Ce que le score ne mesure pas
Le boîtier ne capte ni l’état de fatigue, ni le respect du code de la route (feux rouges, priorités), ni l’usage du téléphone au volant. Le score reflète un style de conduite mécanique, pas une conduite sûre au sens global. Un conducteur qui roule à vitesse constante sur autoroute obtiendra un excellent score, même s’il ne respecte pas les distances de sécurité.
Cette limite explique pourquoi certains assureurs complètent le boîtier par des données issues directement du véhicule connecté. Les voitures récentes génèrent un volume de données considérable par trajet, incluant l’usure des freins, la pression des pneus ou l’activation des aides à la conduite.
Contrat d’assurance connectée : les clauses à vérifier avant de souscrire
Le mécanisme de réduction attire l’attention, mais la structure du contrat mérite un examen attentif. Plusieurs points distinguent un contrat d’assurance auto connectée d’une formule classique.

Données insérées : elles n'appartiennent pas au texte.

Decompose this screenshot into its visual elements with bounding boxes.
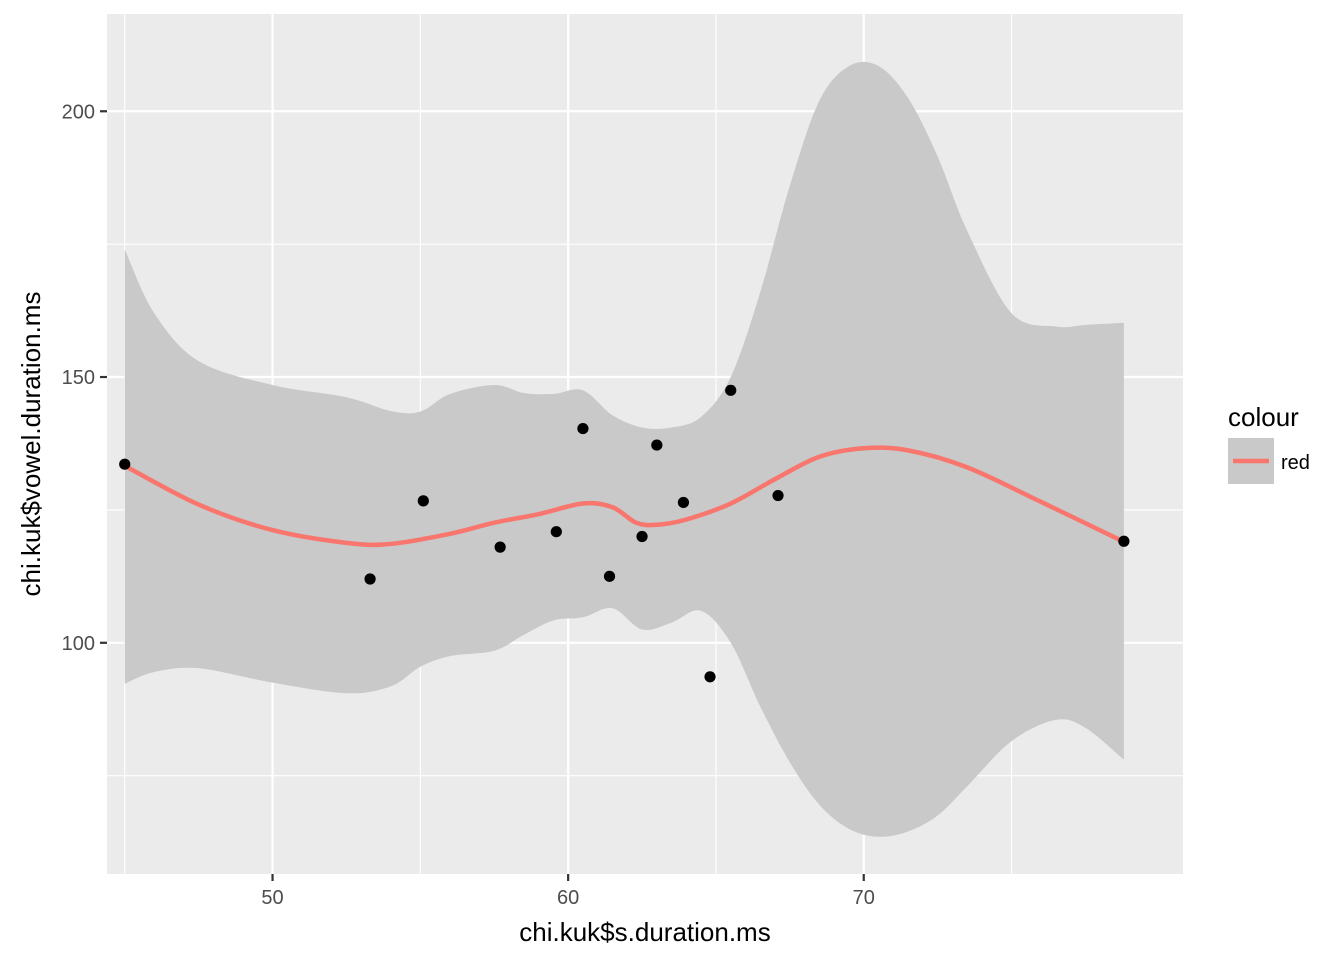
data-point	[119, 458, 131, 470]
x-axis-title: chi.kuk$s.duration.ms	[519, 917, 770, 947]
legend-label: red	[1281, 452, 1310, 474]
confidence-band-layer	[124, 61, 1124, 837]
data-points-layer	[119, 384, 1130, 683]
smooth-line	[123, 445, 1125, 548]
y-tick-label: 200	[62, 101, 95, 123]
data-point	[704, 671, 716, 683]
confidence-band	[124, 61, 1124, 837]
data-point	[725, 384, 737, 396]
legend: colour red	[1228, 402, 1310, 484]
x-tick-label: 60	[557, 887, 579, 909]
data-point	[494, 541, 506, 553]
axes-layer: 50 60 70 100 150 200	[62, 101, 875, 909]
data-point	[677, 496, 690, 509]
x-tick-label: 70	[853, 887, 875, 909]
data-point	[550, 526, 562, 538]
data-point	[577, 422, 589, 435]
data-point	[1118, 535, 1130, 547]
legend-title: colour	[1228, 402, 1299, 432]
data-point	[603, 570, 616, 582]
data-point	[636, 530, 648, 543]
y-tick-label: 150	[62, 367, 95, 389]
smooth-line-layer	[123, 445, 1125, 548]
x-tick-label: 50	[261, 887, 283, 909]
y-axis-title: chi.kuk$vowel.duration.ms	[16, 292, 46, 597]
data-point	[772, 489, 784, 502]
data-point	[364, 573, 376, 585]
data-point	[417, 495, 429, 507]
y-tick-label: 100	[62, 633, 95, 655]
data-point	[651, 439, 663, 451]
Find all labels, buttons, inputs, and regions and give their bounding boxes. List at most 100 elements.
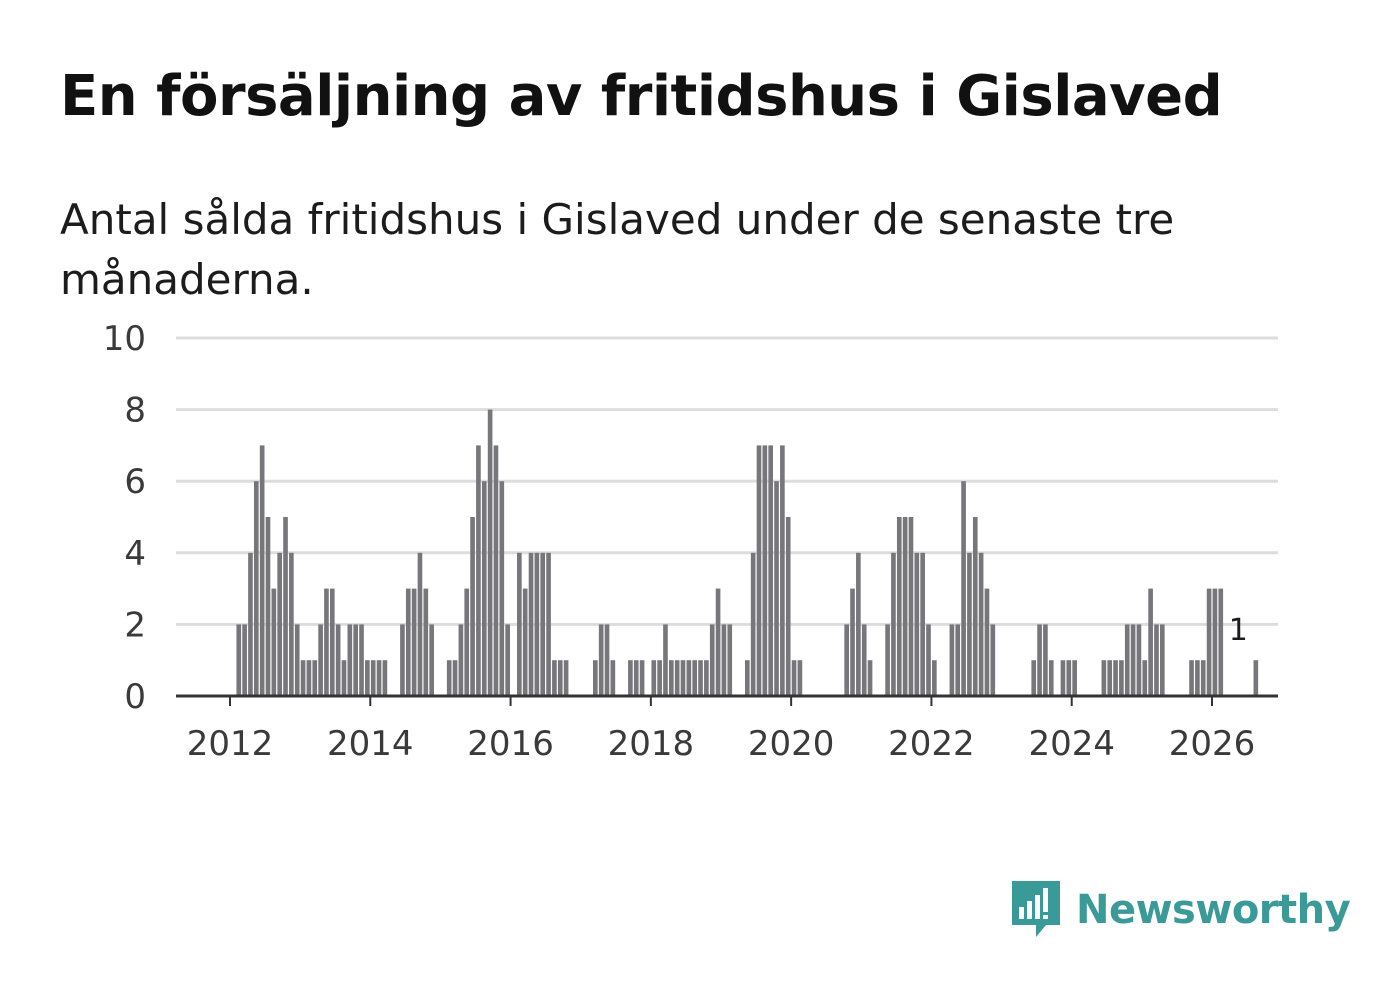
bar — [914, 552, 920, 696]
bar — [248, 552, 253, 696]
bar — [1119, 660, 1124, 696]
bar — [1031, 660, 1037, 696]
bar — [604, 624, 610, 696]
bar — [1060, 660, 1066, 696]
bar — [277, 552, 283, 696]
bar — [335, 624, 341, 696]
bar — [762, 445, 768, 696]
bar — [359, 624, 364, 696]
bar — [306, 660, 312, 696]
bar — [709, 624, 715, 696]
bar — [300, 660, 306, 696]
bar — [546, 552, 551, 696]
bar — [686, 660, 692, 696]
bar — [704, 660, 709, 696]
y-tick-label: 0 — [124, 677, 146, 717]
bar — [768, 445, 774, 696]
bar — [867, 660, 873, 696]
bar — [423, 588, 429, 696]
bar — [265, 517, 271, 696]
bar — [1200, 660, 1206, 696]
bar — [329, 588, 335, 696]
bar — [1101, 660, 1107, 696]
bar — [481, 481, 487, 696]
bar — [978, 552, 984, 696]
data-labels: 1 — [1229, 613, 1248, 648]
bar — [1107, 660, 1113, 696]
bar — [902, 517, 908, 696]
bar — [1072, 660, 1077, 696]
bar — [528, 552, 534, 696]
bar — [885, 624, 890, 696]
bar — [271, 588, 277, 696]
bar — [856, 552, 861, 696]
y-tick-label: 8 — [124, 391, 146, 431]
bar — [259, 445, 265, 696]
bar — [563, 660, 569, 696]
bar — [429, 624, 434, 696]
bar — [593, 660, 598, 696]
bar — [253, 481, 259, 696]
bar — [1189, 660, 1194, 696]
bar — [972, 517, 978, 696]
bar — [283, 517, 288, 696]
x-tick-label: 2026 — [1169, 724, 1256, 764]
bar — [487, 409, 493, 696]
bar — [744, 660, 750, 696]
x-tick-label: 2014 — [327, 724, 414, 764]
bar — [674, 660, 680, 696]
bar — [780, 445, 785, 696]
bar — [411, 588, 417, 696]
bar — [651, 660, 657, 696]
chart-subtitle: Antal sålda fritidshus i Gislaved under … — [60, 195, 1175, 304]
bar — [785, 517, 791, 696]
x-tick-label: 2016 — [467, 724, 554, 764]
bar — [984, 588, 990, 696]
bar — [657, 660, 662, 696]
bar — [370, 660, 376, 696]
bar — [967, 552, 972, 696]
bar — [557, 660, 563, 696]
bar — [417, 552, 423, 696]
bar — [400, 624, 405, 696]
y-tick-label: 2 — [124, 605, 146, 645]
bar — [990, 624, 996, 696]
chart-title: En försäljning av fritidshus i Gislaved — [60, 64, 1223, 129]
bar — [663, 624, 668, 696]
bar — [896, 517, 902, 696]
bar — [1066, 660, 1072, 696]
bar — [242, 624, 247, 696]
bar — [715, 588, 721, 696]
bar — [1142, 660, 1148, 696]
x-tick-label: 2018 — [608, 724, 695, 764]
bar — [639, 660, 645, 696]
brand-logo[interactable]: Newsworthy — [1010, 878, 1351, 942]
newsworthy-logo-icon — [1012, 881, 1060, 937]
bar — [891, 552, 896, 696]
bar — [961, 481, 966, 696]
bar — [908, 517, 914, 696]
bar — [1130, 624, 1136, 696]
bar — [628, 660, 633, 696]
bar — [493, 445, 499, 696]
bar — [365, 660, 370, 696]
bar — [1218, 588, 1224, 696]
bar — [540, 552, 546, 696]
bar — [727, 624, 733, 696]
bar — [1148, 588, 1153, 696]
bar — [534, 552, 540, 696]
bar — [791, 660, 797, 696]
bar — [294, 624, 300, 696]
bar — [1154, 624, 1159, 696]
x-tick-label: 2020 — [748, 724, 835, 764]
x-tick-label: 2024 — [1028, 724, 1115, 764]
bar — [446, 660, 452, 696]
bar — [926, 624, 931, 696]
bar-series — [236, 409, 1259, 696]
bar — [680, 660, 686, 696]
bar — [1212, 588, 1218, 696]
bar — [721, 624, 727, 696]
bar — [382, 660, 388, 696]
bar — [236, 624, 242, 696]
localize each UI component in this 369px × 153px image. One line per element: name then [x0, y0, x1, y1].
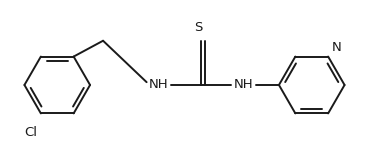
Text: S: S — [194, 21, 203, 34]
Text: Cl: Cl — [24, 126, 37, 139]
Text: NH: NH — [149, 78, 169, 91]
Text: N: N — [332, 41, 342, 54]
Text: NH: NH — [234, 78, 254, 91]
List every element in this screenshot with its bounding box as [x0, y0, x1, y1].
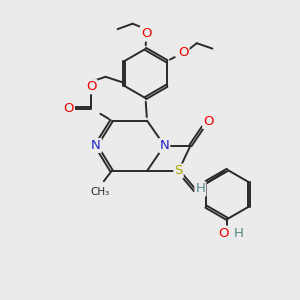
Text: N: N	[91, 139, 101, 152]
Text: S: S	[174, 164, 183, 178]
Text: O: O	[86, 80, 97, 93]
Text: O: O	[64, 101, 74, 115]
Text: O: O	[141, 27, 151, 40]
Text: CH₃: CH₃	[91, 187, 110, 196]
Text: O: O	[218, 226, 229, 240]
Text: H: H	[234, 226, 244, 240]
Text: O: O	[178, 46, 189, 59]
Text: N: N	[160, 139, 169, 152]
Text: H: H	[196, 182, 205, 196]
Text: O: O	[203, 115, 214, 128]
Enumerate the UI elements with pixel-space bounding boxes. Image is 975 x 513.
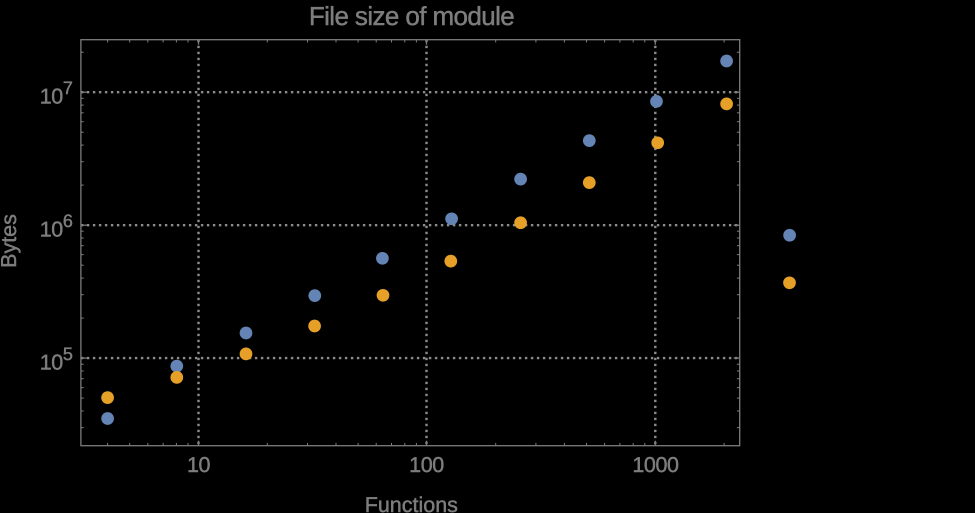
svg-text:File size of module: File size of module [309,1,515,31]
svg-text:100: 100 [409,453,444,477]
svg-text:1000: 1000 [632,453,679,477]
svg-text:Bytes: Bytes [0,214,21,268]
svg-text:105: 105 [40,344,73,375]
svg-text:106: 106 [40,211,73,242]
svg-text:10: 10 [187,453,211,477]
svg-text:Functions: Functions [365,493,458,513]
svg-text:107: 107 [40,78,73,109]
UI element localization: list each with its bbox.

Le tarif de départ (avant application du score) est parfois plus élevé que celui d’un contrat standard équivalent. La réduction récompense la bonne conduite, mais le point de comparaison reste le tarif de base du contrat connecté, pas celui du marché général. Comparer la cotisation finale après réduction avec des devis classiques reste la seule méthode fiable pour évaluer l’économie réelle.
La question de la résiliation du boîtier est rarement mise en avant. Certains contrats prévoient que le retrait du boîtier ou l’interruption prolongée de la transmission de données entraîne un retour automatique au tarif plein, sans préavis de réduction. Vérifier cette clause évite une mauvaise surprise en cas de panne du boîtier ou de changement de véhicule.
Durée de la période d’évaluation
La plupart des assureurs appliquent une période initiale pendant laquelle le score se construit progressivement. Pendant cette phase, la prime reste au tarif de base. La durée varie selon les contrats, et un conducteur qui roule peu mettra mécaniquement plus longtemps à accumuler suffisamment de trajets pour que le score soit représentatif.

Assurance connectée et vie privée : le cadre RGPD applicable
Le boîtier collecte des données de géolocalisation en continu. Ce point soulève une question légitime sur la vie privée, d’autant que les données générées par un véhicule connecté vont bien au-delà de ce que le conducteur imagine.
Le RGPD impose à l’assureur de limiter la collecte aux données strictement nécessaires au calcul du score. En théorie, la géolocalisation fine n’est pas nécessaire pour mesurer un freinage ou une accélération. En pratique, les données GPS sont collectées par la plupart des boîtiers et conservées pendant la durée du contrat.
Le conducteur dispose d’un droit d’accès, de rectification et de suppression de ces données. Avec le Data Act, ce droit se double d’un droit de portabilité effectif, ce qui renforce la position du consommateur face à l’assureur.
Un point reste flou dans plusieurs contrats : le devenir des données après résiliation. Certains assureurs s’engagent à une suppression sous 30 jours, d’autres renvoient à des clauses générales moins précises. Lire les conditions particulières sur ce point avant signature reste la précaution la plus utile.
L’assurance auto connectée n’est pas un simple outil de réduction tarifaire. C’est un contrat qui échange des données personnelles de conduite contre une promesse de prime ajustée. La portabilité introduite par le Data Act rééquilibre partiellement cet échange, à condition que le conducteur connaisse ses droits et les exerce.